YOUTH LAGOON’S NEW ALBUM “HEAVEN IS A JUNKYARD” IS OUT

Trevor Powers has long shown a penchant for reinvention, but his first album as Youth Lagoon in eight years feels like a homecoming; he’s never sounded so confident or at peace with himself.

According to Pitchfork, Trevor Powers has reinvented himself with every release. Across his first three albums as Youth Lagoon, he moved from small-town innocence to cosmopolitan and hip-hop low end, and on to a bellicose clarity born out of personal tragedy . Then, in dramatic terms, he ended the project. On his first album under his own name, he embraced jagged, industrial-noise dread; on the second, after a scary real-life panic attack, he disappeared almost completely into found-sound abstraction.

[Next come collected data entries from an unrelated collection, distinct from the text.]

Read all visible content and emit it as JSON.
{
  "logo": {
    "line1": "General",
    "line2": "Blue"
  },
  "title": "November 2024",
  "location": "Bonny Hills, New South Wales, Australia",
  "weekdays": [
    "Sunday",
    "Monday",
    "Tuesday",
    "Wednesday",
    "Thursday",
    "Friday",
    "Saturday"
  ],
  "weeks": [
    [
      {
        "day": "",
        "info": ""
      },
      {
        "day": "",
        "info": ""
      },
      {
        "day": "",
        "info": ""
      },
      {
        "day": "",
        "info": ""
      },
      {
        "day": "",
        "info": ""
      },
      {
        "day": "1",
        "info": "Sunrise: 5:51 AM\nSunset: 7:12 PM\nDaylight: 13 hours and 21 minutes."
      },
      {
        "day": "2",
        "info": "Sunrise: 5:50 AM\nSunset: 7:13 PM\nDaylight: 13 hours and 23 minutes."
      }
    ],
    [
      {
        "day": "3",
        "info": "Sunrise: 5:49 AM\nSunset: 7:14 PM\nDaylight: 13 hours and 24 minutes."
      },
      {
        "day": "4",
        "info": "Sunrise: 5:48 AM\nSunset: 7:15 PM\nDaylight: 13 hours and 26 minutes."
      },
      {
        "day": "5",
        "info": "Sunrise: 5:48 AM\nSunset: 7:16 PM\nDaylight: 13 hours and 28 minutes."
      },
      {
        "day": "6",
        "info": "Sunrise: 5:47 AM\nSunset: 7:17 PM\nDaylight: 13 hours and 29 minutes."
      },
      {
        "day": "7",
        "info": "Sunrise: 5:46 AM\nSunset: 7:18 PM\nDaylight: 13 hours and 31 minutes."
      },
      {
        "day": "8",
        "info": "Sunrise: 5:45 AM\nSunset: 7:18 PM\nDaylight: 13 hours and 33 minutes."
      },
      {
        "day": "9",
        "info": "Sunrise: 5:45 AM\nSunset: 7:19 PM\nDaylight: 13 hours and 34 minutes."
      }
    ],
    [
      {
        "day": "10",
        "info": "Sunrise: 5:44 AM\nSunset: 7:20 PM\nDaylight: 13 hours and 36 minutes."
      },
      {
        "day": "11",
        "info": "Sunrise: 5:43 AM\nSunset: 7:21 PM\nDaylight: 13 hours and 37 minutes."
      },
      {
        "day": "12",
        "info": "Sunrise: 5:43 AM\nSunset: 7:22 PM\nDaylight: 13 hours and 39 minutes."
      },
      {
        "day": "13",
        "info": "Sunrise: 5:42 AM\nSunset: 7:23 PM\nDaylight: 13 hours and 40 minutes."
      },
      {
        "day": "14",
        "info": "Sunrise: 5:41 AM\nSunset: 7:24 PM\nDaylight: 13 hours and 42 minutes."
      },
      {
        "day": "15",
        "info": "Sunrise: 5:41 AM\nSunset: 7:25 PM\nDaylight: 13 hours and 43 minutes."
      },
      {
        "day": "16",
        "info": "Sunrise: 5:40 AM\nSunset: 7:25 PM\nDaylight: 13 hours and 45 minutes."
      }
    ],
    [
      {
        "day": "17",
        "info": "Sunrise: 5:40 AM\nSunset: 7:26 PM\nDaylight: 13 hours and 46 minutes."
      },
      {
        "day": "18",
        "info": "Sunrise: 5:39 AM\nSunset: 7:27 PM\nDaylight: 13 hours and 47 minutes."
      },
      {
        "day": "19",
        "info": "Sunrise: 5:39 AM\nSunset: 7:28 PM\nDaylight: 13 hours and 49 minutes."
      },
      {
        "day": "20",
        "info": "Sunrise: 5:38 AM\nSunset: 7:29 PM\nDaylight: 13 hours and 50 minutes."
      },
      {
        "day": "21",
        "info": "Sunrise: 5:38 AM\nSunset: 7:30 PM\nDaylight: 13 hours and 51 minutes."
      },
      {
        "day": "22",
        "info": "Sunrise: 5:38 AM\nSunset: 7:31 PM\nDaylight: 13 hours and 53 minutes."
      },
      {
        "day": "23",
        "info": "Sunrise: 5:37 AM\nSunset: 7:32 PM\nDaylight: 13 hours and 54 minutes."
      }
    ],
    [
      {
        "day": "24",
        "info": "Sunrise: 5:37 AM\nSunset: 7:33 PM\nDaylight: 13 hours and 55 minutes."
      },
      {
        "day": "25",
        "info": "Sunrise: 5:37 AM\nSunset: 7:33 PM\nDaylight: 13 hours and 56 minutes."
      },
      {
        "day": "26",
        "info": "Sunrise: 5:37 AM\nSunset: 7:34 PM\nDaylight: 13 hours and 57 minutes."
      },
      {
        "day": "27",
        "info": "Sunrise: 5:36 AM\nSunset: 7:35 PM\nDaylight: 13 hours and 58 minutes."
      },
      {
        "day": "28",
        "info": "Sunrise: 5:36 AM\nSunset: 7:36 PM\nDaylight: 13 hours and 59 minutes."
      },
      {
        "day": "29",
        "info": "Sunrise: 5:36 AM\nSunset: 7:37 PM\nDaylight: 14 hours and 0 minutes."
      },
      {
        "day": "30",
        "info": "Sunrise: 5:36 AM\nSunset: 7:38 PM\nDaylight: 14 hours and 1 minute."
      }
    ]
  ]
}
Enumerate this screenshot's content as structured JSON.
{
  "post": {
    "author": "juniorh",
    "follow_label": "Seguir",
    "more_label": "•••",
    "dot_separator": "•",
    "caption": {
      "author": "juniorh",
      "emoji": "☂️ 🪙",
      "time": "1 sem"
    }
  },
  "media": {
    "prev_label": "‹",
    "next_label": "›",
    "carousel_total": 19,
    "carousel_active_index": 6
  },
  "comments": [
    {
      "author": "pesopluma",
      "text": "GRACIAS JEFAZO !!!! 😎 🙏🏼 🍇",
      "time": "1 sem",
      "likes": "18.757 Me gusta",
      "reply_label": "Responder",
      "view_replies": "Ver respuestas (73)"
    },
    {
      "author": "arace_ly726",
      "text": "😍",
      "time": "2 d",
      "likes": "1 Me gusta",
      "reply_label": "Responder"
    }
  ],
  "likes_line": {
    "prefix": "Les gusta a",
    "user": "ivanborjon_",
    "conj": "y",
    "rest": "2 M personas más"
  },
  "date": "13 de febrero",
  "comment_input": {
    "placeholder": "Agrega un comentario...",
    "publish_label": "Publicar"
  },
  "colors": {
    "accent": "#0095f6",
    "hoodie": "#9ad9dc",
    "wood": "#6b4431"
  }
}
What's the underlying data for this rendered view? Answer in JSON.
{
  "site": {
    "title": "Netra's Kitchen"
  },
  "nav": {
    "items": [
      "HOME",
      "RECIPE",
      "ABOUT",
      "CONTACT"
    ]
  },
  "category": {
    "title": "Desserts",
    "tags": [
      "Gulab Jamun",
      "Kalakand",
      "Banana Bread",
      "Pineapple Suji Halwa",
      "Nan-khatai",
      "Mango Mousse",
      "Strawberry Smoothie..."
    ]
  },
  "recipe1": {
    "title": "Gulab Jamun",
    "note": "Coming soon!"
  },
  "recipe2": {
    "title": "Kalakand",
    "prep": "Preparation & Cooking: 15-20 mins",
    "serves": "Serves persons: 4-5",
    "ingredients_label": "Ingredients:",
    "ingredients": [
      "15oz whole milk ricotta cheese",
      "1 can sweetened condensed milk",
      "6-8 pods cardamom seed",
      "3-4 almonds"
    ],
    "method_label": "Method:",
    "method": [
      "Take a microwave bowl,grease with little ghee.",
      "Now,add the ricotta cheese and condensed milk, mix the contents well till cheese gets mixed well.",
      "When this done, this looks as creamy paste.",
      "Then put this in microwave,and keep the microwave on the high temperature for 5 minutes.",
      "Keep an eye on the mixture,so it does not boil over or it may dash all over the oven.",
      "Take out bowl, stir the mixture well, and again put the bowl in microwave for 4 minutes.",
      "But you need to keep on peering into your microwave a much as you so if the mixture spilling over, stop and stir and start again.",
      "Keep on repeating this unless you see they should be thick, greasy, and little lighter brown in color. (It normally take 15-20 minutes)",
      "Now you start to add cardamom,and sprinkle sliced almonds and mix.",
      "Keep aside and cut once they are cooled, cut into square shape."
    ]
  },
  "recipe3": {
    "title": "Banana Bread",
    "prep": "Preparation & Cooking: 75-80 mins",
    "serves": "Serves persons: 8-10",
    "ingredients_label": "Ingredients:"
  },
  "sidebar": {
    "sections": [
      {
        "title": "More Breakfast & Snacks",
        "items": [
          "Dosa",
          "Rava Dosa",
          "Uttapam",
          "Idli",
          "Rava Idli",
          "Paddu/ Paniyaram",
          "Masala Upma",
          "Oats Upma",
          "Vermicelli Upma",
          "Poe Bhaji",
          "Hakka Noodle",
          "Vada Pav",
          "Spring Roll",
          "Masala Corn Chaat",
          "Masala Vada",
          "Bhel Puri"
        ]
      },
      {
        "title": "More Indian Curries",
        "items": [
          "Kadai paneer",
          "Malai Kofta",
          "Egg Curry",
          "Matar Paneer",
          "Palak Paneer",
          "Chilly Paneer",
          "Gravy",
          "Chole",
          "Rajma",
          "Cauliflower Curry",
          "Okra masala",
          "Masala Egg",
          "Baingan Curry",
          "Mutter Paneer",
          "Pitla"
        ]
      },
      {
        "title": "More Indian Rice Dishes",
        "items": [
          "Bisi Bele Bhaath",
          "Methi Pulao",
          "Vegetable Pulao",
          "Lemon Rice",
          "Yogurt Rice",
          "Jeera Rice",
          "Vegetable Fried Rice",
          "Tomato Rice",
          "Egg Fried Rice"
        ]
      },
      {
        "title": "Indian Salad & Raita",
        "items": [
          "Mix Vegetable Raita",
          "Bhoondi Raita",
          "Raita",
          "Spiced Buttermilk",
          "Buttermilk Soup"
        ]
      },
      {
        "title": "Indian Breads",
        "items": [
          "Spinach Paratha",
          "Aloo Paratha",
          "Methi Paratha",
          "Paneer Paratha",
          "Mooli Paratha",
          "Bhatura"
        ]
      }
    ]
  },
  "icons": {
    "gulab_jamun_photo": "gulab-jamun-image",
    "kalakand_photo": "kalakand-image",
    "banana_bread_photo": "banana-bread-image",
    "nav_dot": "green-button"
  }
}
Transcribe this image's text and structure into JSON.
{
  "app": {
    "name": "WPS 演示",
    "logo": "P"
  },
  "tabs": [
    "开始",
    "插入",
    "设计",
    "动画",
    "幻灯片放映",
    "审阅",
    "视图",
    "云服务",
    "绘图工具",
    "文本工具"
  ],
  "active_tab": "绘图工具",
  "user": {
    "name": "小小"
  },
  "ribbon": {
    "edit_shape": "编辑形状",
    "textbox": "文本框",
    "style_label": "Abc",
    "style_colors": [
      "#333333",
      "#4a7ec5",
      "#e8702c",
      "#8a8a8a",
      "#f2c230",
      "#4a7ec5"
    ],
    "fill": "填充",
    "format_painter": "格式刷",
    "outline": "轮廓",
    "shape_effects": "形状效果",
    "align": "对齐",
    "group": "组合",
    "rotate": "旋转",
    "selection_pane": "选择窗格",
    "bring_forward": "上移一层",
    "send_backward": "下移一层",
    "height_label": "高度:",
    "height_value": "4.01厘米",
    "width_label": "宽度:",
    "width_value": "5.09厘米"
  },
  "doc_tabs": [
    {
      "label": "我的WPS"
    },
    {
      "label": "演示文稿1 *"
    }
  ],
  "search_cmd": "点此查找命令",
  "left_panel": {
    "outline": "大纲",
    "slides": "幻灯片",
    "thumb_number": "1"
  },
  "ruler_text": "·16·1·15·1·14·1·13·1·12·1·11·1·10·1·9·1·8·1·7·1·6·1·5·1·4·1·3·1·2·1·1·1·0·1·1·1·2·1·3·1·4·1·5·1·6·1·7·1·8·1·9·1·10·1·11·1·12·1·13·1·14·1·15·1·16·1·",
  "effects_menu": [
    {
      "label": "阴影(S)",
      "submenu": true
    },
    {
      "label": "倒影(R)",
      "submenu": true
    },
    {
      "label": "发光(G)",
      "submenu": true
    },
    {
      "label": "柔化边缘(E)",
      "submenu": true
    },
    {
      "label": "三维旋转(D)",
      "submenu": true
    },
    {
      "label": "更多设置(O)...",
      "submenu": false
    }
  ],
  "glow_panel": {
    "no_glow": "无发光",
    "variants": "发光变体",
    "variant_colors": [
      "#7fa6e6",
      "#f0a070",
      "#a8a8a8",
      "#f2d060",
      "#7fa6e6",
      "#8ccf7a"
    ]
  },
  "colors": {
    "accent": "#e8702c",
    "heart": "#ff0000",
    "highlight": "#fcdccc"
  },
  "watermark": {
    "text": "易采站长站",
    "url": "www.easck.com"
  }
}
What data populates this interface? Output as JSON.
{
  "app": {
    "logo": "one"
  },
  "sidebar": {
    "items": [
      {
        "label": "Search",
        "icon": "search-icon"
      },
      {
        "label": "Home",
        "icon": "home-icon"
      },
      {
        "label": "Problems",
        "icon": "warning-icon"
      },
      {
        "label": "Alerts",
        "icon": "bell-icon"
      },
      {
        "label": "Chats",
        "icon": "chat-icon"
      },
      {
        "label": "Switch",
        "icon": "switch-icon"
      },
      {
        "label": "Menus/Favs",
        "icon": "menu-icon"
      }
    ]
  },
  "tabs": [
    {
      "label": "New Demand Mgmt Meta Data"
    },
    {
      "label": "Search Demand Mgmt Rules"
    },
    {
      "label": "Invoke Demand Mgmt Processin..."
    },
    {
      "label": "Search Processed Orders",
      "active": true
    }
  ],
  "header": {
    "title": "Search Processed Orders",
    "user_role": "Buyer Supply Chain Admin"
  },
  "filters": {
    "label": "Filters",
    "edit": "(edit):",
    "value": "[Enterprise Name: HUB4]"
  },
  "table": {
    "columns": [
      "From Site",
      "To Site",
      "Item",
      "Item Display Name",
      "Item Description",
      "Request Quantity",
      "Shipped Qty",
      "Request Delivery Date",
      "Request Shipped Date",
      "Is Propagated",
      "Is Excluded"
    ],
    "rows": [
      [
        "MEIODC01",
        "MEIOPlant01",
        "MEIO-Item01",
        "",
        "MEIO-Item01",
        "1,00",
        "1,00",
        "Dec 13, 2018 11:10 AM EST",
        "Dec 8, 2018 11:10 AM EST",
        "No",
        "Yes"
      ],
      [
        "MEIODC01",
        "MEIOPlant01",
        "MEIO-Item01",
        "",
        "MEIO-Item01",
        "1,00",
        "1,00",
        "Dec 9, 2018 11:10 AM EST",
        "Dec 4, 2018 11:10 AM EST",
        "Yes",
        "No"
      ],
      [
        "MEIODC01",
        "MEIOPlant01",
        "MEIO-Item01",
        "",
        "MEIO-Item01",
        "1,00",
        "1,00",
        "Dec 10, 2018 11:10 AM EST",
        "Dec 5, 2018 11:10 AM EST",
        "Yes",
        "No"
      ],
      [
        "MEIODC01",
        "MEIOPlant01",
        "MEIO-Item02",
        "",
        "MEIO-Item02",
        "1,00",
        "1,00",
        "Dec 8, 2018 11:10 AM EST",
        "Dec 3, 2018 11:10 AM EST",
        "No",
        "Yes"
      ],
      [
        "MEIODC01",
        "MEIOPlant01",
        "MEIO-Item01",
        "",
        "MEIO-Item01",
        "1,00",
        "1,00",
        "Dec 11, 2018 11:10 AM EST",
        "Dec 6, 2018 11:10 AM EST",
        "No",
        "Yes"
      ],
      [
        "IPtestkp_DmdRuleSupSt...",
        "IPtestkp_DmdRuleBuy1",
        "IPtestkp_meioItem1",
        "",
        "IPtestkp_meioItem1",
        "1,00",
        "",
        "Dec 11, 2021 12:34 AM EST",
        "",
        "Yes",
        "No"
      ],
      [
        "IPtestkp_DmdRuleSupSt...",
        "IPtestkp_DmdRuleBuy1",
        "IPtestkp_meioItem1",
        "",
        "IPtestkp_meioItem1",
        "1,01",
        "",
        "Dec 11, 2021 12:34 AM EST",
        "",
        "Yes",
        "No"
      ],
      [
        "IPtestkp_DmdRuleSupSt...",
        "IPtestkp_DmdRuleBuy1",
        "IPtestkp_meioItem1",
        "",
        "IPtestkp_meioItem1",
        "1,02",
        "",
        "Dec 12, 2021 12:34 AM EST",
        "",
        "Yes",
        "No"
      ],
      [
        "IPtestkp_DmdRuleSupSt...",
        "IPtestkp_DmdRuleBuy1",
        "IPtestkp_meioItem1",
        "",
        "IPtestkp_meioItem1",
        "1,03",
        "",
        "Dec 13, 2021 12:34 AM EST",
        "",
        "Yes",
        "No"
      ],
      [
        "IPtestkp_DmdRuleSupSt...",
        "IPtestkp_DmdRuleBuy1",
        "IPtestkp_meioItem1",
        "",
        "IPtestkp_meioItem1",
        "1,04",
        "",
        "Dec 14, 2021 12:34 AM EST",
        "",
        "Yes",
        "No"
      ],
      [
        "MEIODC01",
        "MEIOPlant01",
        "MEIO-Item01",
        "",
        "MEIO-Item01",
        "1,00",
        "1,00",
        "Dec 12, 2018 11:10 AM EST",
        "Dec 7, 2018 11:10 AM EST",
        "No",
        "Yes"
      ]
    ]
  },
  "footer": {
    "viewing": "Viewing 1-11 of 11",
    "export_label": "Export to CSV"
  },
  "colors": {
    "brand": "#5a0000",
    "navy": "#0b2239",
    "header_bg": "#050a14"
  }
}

Heaven Is a Junkyard follows another traumatic experience for Powers, an excruciating over-the-counter drug reaction that dragged on for eight months and temporarily robbed him of his voice. Late-album track “Trapeze Artist” addresses his recent plight with harrowing directness, but through indie pop so jubilant that by the time a guest choir sings, “Jesus, please take the pain,” it feels like a hallelujah. Lead single “Idaho Alien” paints a grim scene of self-harm that Powers acknowledges as his way of coping with feeling trapped in his own body during the illness, but its jaunty, observational air could fit anyone who feels out of place. The extraterrestrial theme seems especially apt for a singer whose ethereal vocals—once evoking Daniel Johnston, now and then verging on Jonsi—have always scanned as otherworldly.